DS: This rather shameful moment in architectural journalism speaks to the discrimination that even the most successful women architects face. Denise Scott Brown’s exclusion from the 1991 Pritzker Architecture Prize awarded to her partner Robert Venturi, which I also discuss, is another instance of how even prominent female practitioners can be dismissed. But 2004 is not that long ago, and the sexist reaction to Hadid’s win reminds us that attitudes about women being lesser architects and unworthy of the highest laurels are not part of a long-dead past.
But has that changed now? This year, the AIA Gold Medal is being awarded jointly to Denise Scott Brown and Robert Venturi, and Zaha Hadid has won the Royal Institute of British Architects’ Royal Gold Medal, the first woman to be offered the honor in her own right. Are women architects finally getting their due?
DS: These awards are highly deserved and long overdue, but have come about only after sustained pressure on professional organizations to better align their rewards systems with today’s architectural realities. Scott Brown is the first living woman to win the AIA Gold Medal ever; Hadid is the first sole female practitioner to win the RIBA Gold Medal ever. These are important milestones, but we don’t yet know whether they are part of a larger pattern. In the book, I discuss how the paucity of female laureates has led to the recent and rapid proliferation of new prizes solely for women architects. Time will tell whether such women-only honors continue to multiply or whether they will come to seem anachronistic.
In the book, you also express concern about a more mundane vehicle for recognition: inclusion in Wikipedia. You write about the invisibility of women architects on this hugely popular and influential website, and the bias of male editors against entries on women’s history.
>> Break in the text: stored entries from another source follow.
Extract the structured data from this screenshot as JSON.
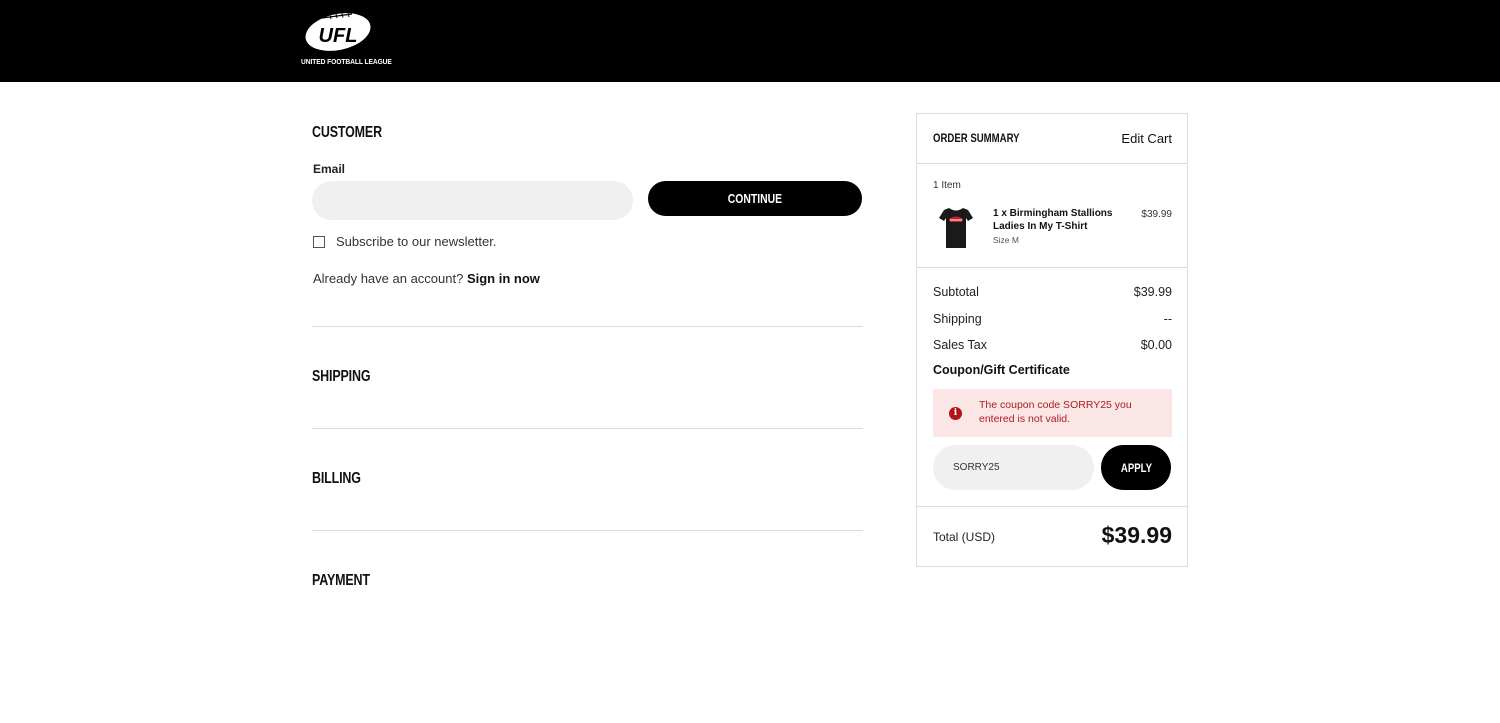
{
  "header": {
    "logo_text": "UFL",
    "logo_subtitle": "UNITED FOOTBALL LEAGUE"
  },
  "customer": {
    "title": "CUSTOMER",
    "email_label": "Email",
    "email_value": "",
    "continue_label": "CONTINUE",
    "subscribe_label": "Subscribe to our newsletter.",
    "subscribe_checked": false,
    "account_prompt": "Already have an account?",
    "sign_in_label": "Sign in now"
  },
  "sections": {
    "shipping": "SHIPPING",
    "billing": "BILLING",
    "payment": "PAYMENT"
  },
  "summary": {
    "title": "ORDER SUMMARY",
    "edit_cart": "Edit Cart",
    "item_count": "1 Item",
    "item": {
      "name": "1 x Birmingham Stallions Ladies In My T-Shirt",
      "size": "Size M",
      "price": "$39.99"
    },
    "subtotal_label": "Subtotal",
    "subtotal_value": "$39.99",
    "shipping_label": "Shipping",
    "shipping_value": "--",
    "tax_label": "Sales Tax",
    "tax_value": "$0.00",
    "coupon_label": "Coupon/Gift Certificate",
    "coupon_error": "The coupon code SORRY25 you entered is not valid.",
    "coupon_value": "SORRY25",
    "apply_label": "APPLY",
    "total_label": "Total (USD)",
    "total_value": "$39.99"
  },
  "colors": {
    "header_bg": "#000000",
    "button_bg": "#000000",
    "error_bg": "#fbe6e6",
    "error_text": "#a8201f"
  },
  "icons": {
    "alert": "info-circle-icon",
    "product": "tshirt-thumbnail"
  }
}
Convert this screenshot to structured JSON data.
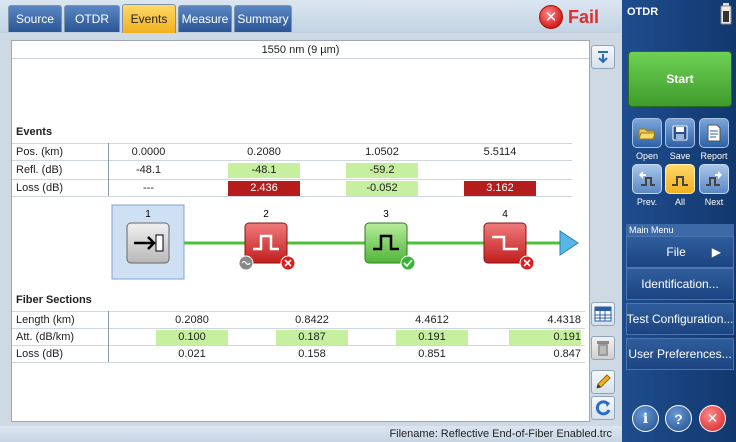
{
  "tabs": [
    {
      "label": "Source"
    },
    {
      "label": "OTDR"
    },
    {
      "label": "Events"
    },
    {
      "label": "Measure"
    },
    {
      "label": "Summary"
    }
  ],
  "active_tab": "Events",
  "status": {
    "text": "Fail",
    "color": "#e12d2d"
  },
  "wavelength": "1550 nm (9 µm)",
  "events": {
    "title": "Events",
    "rows": [
      {
        "label": "Pos. (km)",
        "values": [
          "0.0000",
          "0.2080",
          "1.0502",
          "5.5114"
        ]
      },
      {
        "label": "Refl. (dB)",
        "values": [
          "-48.1",
          "-48.1",
          "-59.2",
          ""
        ]
      },
      {
        "label": "Loss (dB)",
        "values": [
          "---",
          "2.436",
          "-0.052",
          "3.162"
        ]
      }
    ],
    "markers": [
      "1",
      "2",
      "3",
      "4"
    ]
  },
  "fiber_sections": {
    "title": "Fiber Sections",
    "rows": [
      {
        "label": "Length (km)",
        "values": [
          "0.2080",
          "0.8422",
          "4.4612",
          "4.4318"
        ]
      },
      {
        "label": "Att. (dB/km)",
        "values": [
          "0.100",
          "0.187",
          "0.191",
          "0.191"
        ]
      },
      {
        "label": "Loss (dB)",
        "values": [
          "0.021",
          "0.158",
          "0.851",
          "0.847"
        ]
      }
    ]
  },
  "filename": "Filename: Reflective End-of-Fiber Enabled.trc",
  "sidebar": {
    "title": "OTDR",
    "start_label": "Start",
    "file_buttons": [
      {
        "label": "Open"
      },
      {
        "label": "Save"
      },
      {
        "label": "Report"
      }
    ],
    "nav_buttons": [
      {
        "label": "Prev."
      },
      {
        "label": "All"
      },
      {
        "label": "Next"
      }
    ],
    "menu_title": "Main Menu",
    "menu_items": [
      {
        "label": "File"
      },
      {
        "label": "Identification..."
      },
      {
        "label": "Test Configuration..."
      },
      {
        "label": "User Preferences..."
      }
    ]
  },
  "colors": {
    "pass_green": "#c6ef9f",
    "fail_red": "#b51c1c",
    "accent_blue": "#1e4d8e",
    "start_green": "#4fb53a"
  }
}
Why is it important to close that visibility gap?
DS: In the last twenty years, histories of women in architecture have flourished and have come to challenge our understanding of the people and forces that have shaped our built environment. But for these discoveries to reach a broad audience and to become widely known, they need to appear in the places where people look today for information on the past, and that is increasingly to free online resources such as Wikipedia. Content on Wikipedia is controlled by its editors, who are overwhelmingly male and resistant to the inclusion of women’s histories. This absence threatens to perpetuate the belief among a younger generation that women architects have made no meaningful contributions to the profession. I explore the campaigns launched by tech-savvy activists to write women architects into Wikipedia.
Despina Stratigakos is associate professor and interim chair of architecture at the University at Buffalo, State University of New York. She is the author of Hitler at Home and A Woman’s Berlin: Building the Modern City. Her most recent book is Where are the Women Architects?